Certaines situations complexes demandent à ce que l’on soit plusieurs à les gérer. L’intelligence collective apporte un éclairage indispensable à la décision, et cela ne m’empêche pas de trancher. Je sais aussi que certaines analyses ne relèvent pas du processus collectif et il m’incombe de les gérer. Il s’agit notamment de la cartographie des risques.

Comment cette démarche a-t-elle été accueillie ?

Sébastien Legouteil : Au départ, cette démarche a constitué une nouveauté, et une nouveauté, en soi, est rarement accueillie facilement. Le changement s’accompagne et le rôle des RH est majeur.

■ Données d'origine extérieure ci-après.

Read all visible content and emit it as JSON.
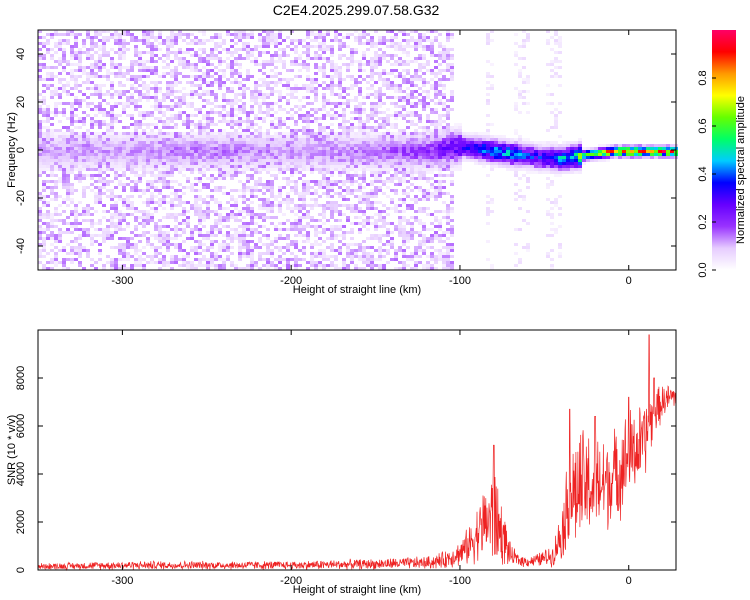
{
  "title": "C2E4.2025.299.07.58.G32",
  "chart_data": [
    {
      "type": "heatmap",
      "xlabel": "Height of straight line (km)",
      "ylabel": "Frequency (Hz)",
      "xlim": [
        -350,
        28
      ],
      "ylim": [
        -50,
        50
      ],
      "x_ticks": [
        -300,
        -200,
        -100,
        0
      ],
      "y_ticks": [
        -40,
        -20,
        0,
        20,
        40
      ],
      "colorbar": {
        "label": "Normalized spectral amplitude",
        "range": [
          0,
          1
        ],
        "ticks": [
          0.0,
          0.2,
          0.4,
          0.6,
          0.8
        ],
        "colors": [
          "#ffffff",
          "#e6ccff",
          "#9933ff",
          "#6600ff",
          "#0000ff",
          "#00ccff",
          "#00ff66",
          "#66ff00",
          "#ffff00",
          "#ff9900",
          "#ff0000",
          "#ff0066"
        ]
      },
      "ridge": {
        "x": [
          -350,
          -300,
          -250,
          -200,
          -150,
          -120,
          -100,
          -90,
          -80,
          -70,
          -60,
          -50,
          -40,
          -30,
          -20,
          -10,
          0,
          10,
          20,
          28
        ],
        "y": [
          0,
          0,
          0,
          0,
          0,
          0,
          2,
          1,
          0,
          -1,
          -2,
          -3,
          -3,
          -2,
          -1,
          0,
          0,
          0,
          0,
          0
        ],
        "amplitude": [
          0.12,
          0.12,
          0.15,
          0.12,
          0.15,
          0.2,
          0.3,
          0.4,
          0.45,
          0.45,
          0.35,
          0.35,
          0.45,
          0.6,
          0.7,
          0.8,
          0.85,
          0.8,
          0.85,
          0.85
        ]
      },
      "noise_extent": {
        "dense_until": -105,
        "sparse_bands": [
          [
            -85,
            -80
          ],
          [
            -70,
            -60
          ],
          [
            -50,
            -40
          ]
        ]
      }
    },
    {
      "type": "line",
      "xlabel": "Height of straight line (km)",
      "ylabel": "SNR (10 * v/v)",
      "xlim": [
        -350,
        28
      ],
      "ylim": [
        0,
        10000
      ],
      "x_ticks": [
        -300,
        -200,
        -100,
        0
      ],
      "y_ticks": [
        0,
        2000,
        4000,
        6000,
        8000
      ],
      "series": [
        {
          "color": "#ee2222",
          "envelope_x": [
            -350,
            -300,
            -250,
            -200,
            -150,
            -120,
            -110,
            -100,
            -95,
            -90,
            -85,
            -80,
            -75,
            -70,
            -65,
            -60,
            -55,
            -50,
            -45,
            -40,
            -35,
            -30,
            -25,
            -20,
            -15,
            -10,
            -5,
            0,
            5,
            10,
            15,
            20,
            28
          ],
          "base": [
            150,
            200,
            200,
            200,
            250,
            300,
            400,
            700,
            1000,
            1500,
            2000,
            2200,
            1500,
            600,
            400,
            350,
            400,
            500,
            600,
            1500,
            3000,
            3300,
            3500,
            3400,
            3600,
            3800,
            4200,
            4800,
            5000,
            5500,
            6500,
            7000,
            7300
          ],
          "amplitude": [
            150,
            200,
            200,
            200,
            250,
            300,
            400,
            600,
            900,
            1300,
            1800,
            2500,
            1500,
            500,
            300,
            250,
            300,
            400,
            500,
            1200,
            2500,
            2800,
            2800,
            2600,
            2400,
            2200,
            2200,
            2200,
            2000,
            1800,
            1200,
            800,
            600
          ],
          "peaks": [
            [
              -80,
              5200
            ],
            [
              -35,
              6700
            ],
            [
              -20,
              6400
            ],
            [
              0,
              7200
            ],
            [
              12,
              9800
            ],
            [
              15,
              8000
            ]
          ]
        }
      ]
    }
  ]
}
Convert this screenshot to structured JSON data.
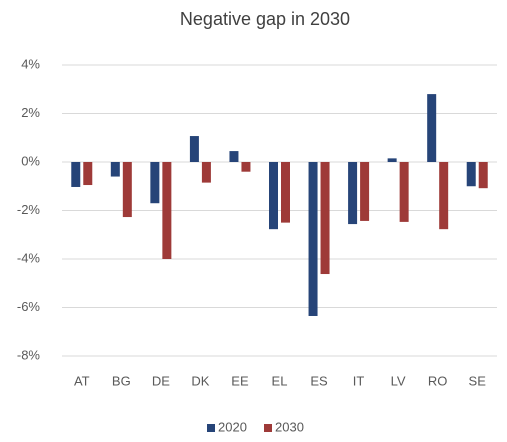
{
  "chart_data": {
    "type": "bar",
    "title": "Negative gap in 2030",
    "categories": [
      "AT",
      "BG",
      "DE",
      "DK",
      "EE",
      "EL",
      "ES",
      "IT",
      "LV",
      "RO",
      "SE"
    ],
    "series": [
      {
        "name": "2020",
        "color": "#264478",
        "values": [
          -1.03,
          -0.6,
          -1.7,
          1.07,
          0.45,
          -2.77,
          -6.35,
          -2.56,
          0.15,
          2.8,
          -1.0
        ]
      },
      {
        "name": "2030",
        "color": "#9e3a38",
        "values": [
          -0.95,
          -2.27,
          -4.0,
          -0.85,
          -0.4,
          -2.5,
          -4.62,
          -2.43,
          -2.47,
          -2.77,
          -1.08
        ]
      }
    ],
    "ylim": [
      -8,
      4
    ],
    "yticks": [
      {
        "value": -8,
        "label": "-8%"
      },
      {
        "value": -6,
        "label": "-6%"
      },
      {
        "value": -4,
        "label": "-4%"
      },
      {
        "value": -2,
        "label": "-2%"
      },
      {
        "value": 0,
        "label": "0%"
      },
      {
        "value": 2,
        "label": "2%"
      },
      {
        "value": 4,
        "label": "4%"
      }
    ],
    "grid": true,
    "legend": "bottom"
  }
}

Par ailleurs, le projet d’entreprise inclut la définition d’une politique sociale, qui concerne directement les collaborateurs, les associer est donc essentiel. Cela participe à refonder le rapport au travail et plus globalement à retisser progressivement un système qui promeut la confiance.

S’il peut y avoir de la défiance au départ, une crainte que les dés soient pipés, je constate qu’il y a eu aussi un sentiment de surprise agréable. Les équipes n’ont pas l’habitude d’être sollicitées à 360°. Il faut un peu de temps mais une fois les équipes convaincues, cela crée une dynamique probante

Est-ce que l’Intelligence Artificielle impacte(ra) tout cela ?

Sébastien Legouteil : Il va falloir apprendre à l’utiliser de façon opportune, à l’adapter à nos métiers. Je suis très attentif à ce que l’informatique soulage les équipes de tâches répétitives ou optimise nos coûts, en préservant leur intervention qualitative.

En tant que bailleur social, on est attendus, par les résidents et également par les élus, sur la proximité que nous apportons aux personnes. Celles-ci ont besoin de rencontrer leurs interlocuteurs, nous avons tout à gagner à renforcer le rôle de nos équipes en lien avec élus et habitants.